Police protection at Charlie, that we know. But at the National Center of Scientific Research (CNRS)? We will have to face that. One of their researchers, the anthropologist Florence Bergeaud-Blackler, has just been placed under protection per the request of the Protection Service (SDLP), the organization of the Interior Ministry charged with the protection of persons threatened with death.
No, Bergeaud-Blackler has not discovered a late vocation as a caricaturist. Her offense? Publishing a work, “The Brotherhood and its Networks, the Investigation”, in which she analyzes, dissects, and exposes the history of the Muslim Brotherhood — the Islamic organization that became international, founded by Hasan al-Banna in Egypt in 1928 — and its implantation in Europe.
“A scientific racism”
“I am developing a new definition of the Brotherhood,” she summarizes for Charlie Hebdo. An Islamism adapted to European societies, born in the 1960s on their soil, which bypasses the political to pass to the cultural and the economic in order to construct an Islamic society.” Since the appearance of her book, and more particularly, since a seminar in which she participated on March 10, along with Gilles Kepel, director of the Mediterranean Middle East Chair at the Superior Normal School, and who wrote the preface to her work, the researcher says she has been the target of numerous death threats. Threats that have justified her placement under police protection— a first in at least ten years at CNRS.
Since its release, “The Brotherhood and its Networks, the Investigation” has sparked a violent outcry. At the head of the pack is the Islamologist Francois Burgat, who does not hide his connections with Qatar, nor his admiration for Tariq Ramadan. This director of research emeritus at CNRS, president of the Arab Center for Research and Policy Studies, Paris (Carep), a Francophone lobby for the Arab Center for Research and Policy Studies of Doha, immediately condemned the work with several big salvos from blog postings and vengeful tweets. According to Burgat, Bergeaud-Blackler’s thesis would fall under “scientific racism” and a “witchcraft trial”, and her work would be nothing more than a “rant in the delusional paradigm of the great replacement.” In short, “her thesis borrows from the most uninhibited anti-Semitism.”

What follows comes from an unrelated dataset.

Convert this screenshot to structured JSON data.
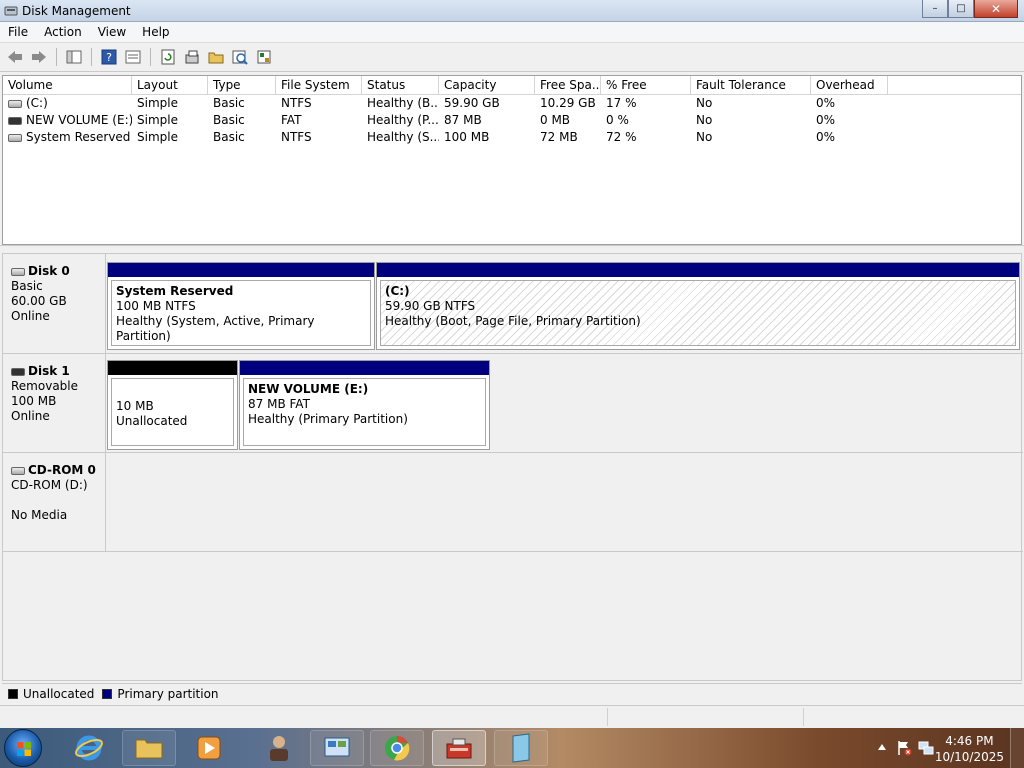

FBB accused of being the new Drumont
Here we are: The work of Florence Bergeaud-Blackler on the Muslim Brotherhood is nothing more than racism, Islamophobia, and a new anti-Semitism. It is, in addition, exactly what the lawyer and militant Rafik Chekkat claims in a posting in the form of a review, published in the online journal Orient XXI (on whose editorial board sits Francois Burgat). “In reading ‘The Brotherhood and its Networks’, the reference to the anti-Semitic pamphlet by Edouard Drumont, Jewish France (1885) becomes disturbingly clear.” Jewish France, considered as the work of reference for anti-Semitic thought at the end of the 19th century and start of the 20th century, develops a very vehement racial anti-Semitism, feeding its obsessions of the Jewish deicide thesis, thus very much the enemy of French Christians.